Unsupervised domain adaptive (UDA) algorithms can markedly enhance the performance of object detectors under conditions of domain shifts, thereby reducing the necessity for extensive labeling and retraining. Current domain adaptive object detection algorithms primarily cater to two-stage detectors, which tend to offer minimal improvements when directly applied to single-stage detectors such as YOLO. Intending to benefit the YOLO detector from UDA, we build a comprehensive domain adaptive architecture using a teacher-student cooperative system for the YOLO detector. In this process, we propose uncertainty learning to cope with pseudo-labeling generated by the teacher model with extreme uncertainty and leverage dynamic data augmentation to asymptotically adapt the teacher-student system to the environment. To address the inability of single-stage object detectors to align at multiple stages, we utilize a unified visual contrastive learning paradigm that aligns instance at backbone and head respectively, which steadily improves the robustness of the detectors in cross-domain tasks.

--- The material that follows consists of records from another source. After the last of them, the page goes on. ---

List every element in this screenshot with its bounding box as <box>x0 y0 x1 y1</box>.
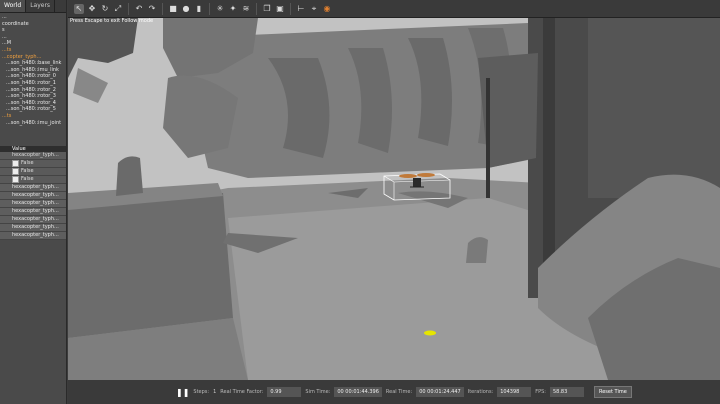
undo-icon[interactable]: ↶ <box>134 4 144 14</box>
real-time-value: 00 00:01:24.447 <box>416 387 464 397</box>
follow-mode-hint: Press Escape to exit Follow mode <box>70 18 154 24</box>
paste-icon[interactable]: ▣ <box>275 4 285 14</box>
tab-layers[interactable]: Layers <box>26 0 56 12</box>
tree-item[interactable]: ...son_h480::base_link <box>0 60 66 67</box>
property-value: False <box>21 176 34 182</box>
sun-icon[interactable]: ✳ <box>215 4 225 14</box>
tree-item[interactable]: ...M <box>0 40 66 47</box>
spot-light-icon[interactable]: ✦ <box>228 4 238 14</box>
list-item[interactable]: hexacopter_typh... <box>0 184 66 192</box>
list-item[interactable]: hexacopter_typh... <box>0 232 66 240</box>
tab-world[interactable]: World <box>0 0 27 12</box>
tree-item[interactable]: ...ts <box>0 47 66 54</box>
align-icon[interactable]: ⊢ <box>296 4 306 14</box>
box-icon[interactable]: ■ <box>168 4 178 14</box>
sim-time-label: Sim Time: <box>305 389 331 395</box>
status-bar: ❚❚ Steps: 1 Real Time Factor: 0.99 Sim T… <box>68 380 720 404</box>
property-row[interactable]: False <box>0 176 66 184</box>
redo-icon[interactable]: ↷ <box>147 4 157 14</box>
left-panel: World Layers ... coordinate s... ...M ...ts.… <box>0 0 67 404</box>
iterations-value: 104398 <box>497 387 532 397</box>
steps-value[interactable]: 1 <box>213 389 216 395</box>
select-icon[interactable]: ↖ <box>74 3 84 14</box>
tree-item[interactable]: ... <box>0 14 66 21</box>
checkbox[interactable] <box>12 160 19 167</box>
property-row[interactable]: False <box>0 160 66 168</box>
property-value: False <box>21 160 34 166</box>
reset-time-button[interactable]: Reset Time <box>593 386 632 398</box>
pause-icon[interactable]: ❚❚ <box>176 388 189 397</box>
world-tree: ... coordinate s... ...M ...ts ...copter_typh… <box>0 14 66 150</box>
rtf-label: Real Time Factor: <box>220 389 264 395</box>
steps-label: Steps: <box>193 389 210 395</box>
goal-marker <box>424 330 436 336</box>
tree-item[interactable]: ...son_h480::rotor_1 <box>0 80 66 87</box>
checkbox[interactable] <box>12 176 19 183</box>
list-item[interactable]: hexacopter_typh... <box>0 208 66 216</box>
list-item[interactable]: hexacopter_typh... <box>0 200 66 208</box>
property-row[interactable]: False <box>0 168 66 176</box>
tree-item[interactable]: ...son_h480::imu_joint <box>0 120 66 127</box>
iterations-label: Iterations: <box>467 389 494 395</box>
fps-value: 58.83 <box>549 387 584 397</box>
tree-item[interactable]: ...son_h480::rotor_4 <box>0 100 66 107</box>
scale-icon[interactable]: ⤢ <box>113 4 123 14</box>
sim-time-value: 00 00:01:44.396 <box>334 387 382 397</box>
copy-icon[interactable]: ❐ <box>262 4 272 14</box>
tree-item[interactable]: ...son_h480::imu_link <box>0 67 66 74</box>
tree-item[interactable]: s <box>0 27 66 34</box>
property-value: hexacopter_typh... <box>12 152 59 158</box>
real-time-label: Real Time: <box>385 389 413 395</box>
tree-item[interactable]: ...ts <box>0 113 66 120</box>
screenshot-icon[interactable]: ◉ <box>322 4 332 14</box>
property-value: False <box>21 168 34 174</box>
link-list: hexacopter_typh... hexacopter_typh... hexa… <box>0 184 66 240</box>
property-panel: Value hexacopter_typh... False False Fal… <box>0 146 66 240</box>
tree-item[interactable]: ...son_h480::rotor_2 <box>0 87 66 94</box>
cylinder-icon[interactable]: ▮ <box>194 4 204 14</box>
panel-tabs: World Layers <box>0 0 66 13</box>
list-item[interactable]: hexacopter_typh... <box>0 192 66 200</box>
translate-icon[interactable]: ✥ <box>87 4 97 14</box>
tree-item[interactable]: coordinate <box>0 21 66 28</box>
tree-item[interactable]: ...son_h480::rotor_5 <box>0 106 66 113</box>
property-row[interactable]: hexacopter_typh... <box>0 152 66 160</box>
toolbar: ↖ ✥ ↻ ⤢ ↶ ↷ ■ ● ▮ ✳ ✦ ≋ ❐ ▣ ⊢ ⌖ ◉ <box>68 0 720 18</box>
directional-light-icon[interactable]: ≋ <box>241 4 251 14</box>
checkbox[interactable] <box>12 168 19 175</box>
fps-label: FPS: <box>535 389 546 395</box>
tree-item[interactable]: ... <box>0 34 66 41</box>
tree-item[interactable]: ...son_h480::rotor_3 <box>0 93 66 100</box>
rotate-icon[interactable]: ↻ <box>100 4 110 14</box>
list-item[interactable]: hexacopter_typh... <box>0 224 66 232</box>
3d-viewport[interactable]: Press Escape to exit Follow mode <box>68 18 720 380</box>
tree-item[interactable]: ...copter_typh... <box>0 54 66 61</box>
scene-render <box>68 18 720 380</box>
list-item[interactable]: hexacopter_typh... <box>0 216 66 224</box>
tree-item[interactable]: ...son_h480::rotor_0 <box>0 73 66 80</box>
sphere-icon[interactable]: ● <box>181 4 191 14</box>
snap-icon[interactable]: ⌖ <box>309 4 319 14</box>
rtf-value: 0.99 <box>267 387 302 397</box>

In summary, we present an unsupervised domain adaptive YOLO detector based on visual contrastive learning (CLDA-YOLO), which achieves highly competitive results across multiple domain adaptive datasets without any reduction in inference speed.

Paper Structure

This paper contains 11 sections, 8 equations, 5 figures, 6 tables.

Figures (5)

  • Figure 1: Comparison of mAP@.5 results under two experiment settings, our proposed method obtains the best performance.
  • Figure 2: The overall architecture of the proposed CLDA-YOLO. Following the teacher-student cooperative learning architecture, we built a domain adaptive architecture for YOLO detector, where the teacher model generates pseudo-labels to compute distillation loss and uncertainty loss, the student model computes the source-domain supervised loss and distillation loss in addition to the contrastive alignment loss that we additionally set in order to enable the detector to perform a coherent alignment on the backbone and the head, respectively.
  • Figure 3: Simple schema of our Contrastive Learning-based Alignment. For each box, we provide tuple to describe it, which means (features, confidence, category). The queue update is executed after the whole batch has been computed.
  • Figure 4: Comparison of CLDA-YOLO's prediction visualization, with images of normal weather, rainy day, and foggy day, from left to right, with Source-Only model's detection results in the first row, and CLDA-YOLO in the second row.
  • Figure 5: Feature visualization of Cityscapes $\rightarrow$ Foggy Cityscapes by T-SNE, which generated by each detector head. Categories and domains are distinguish by marker and color respectively. Zoom in for more detailed view.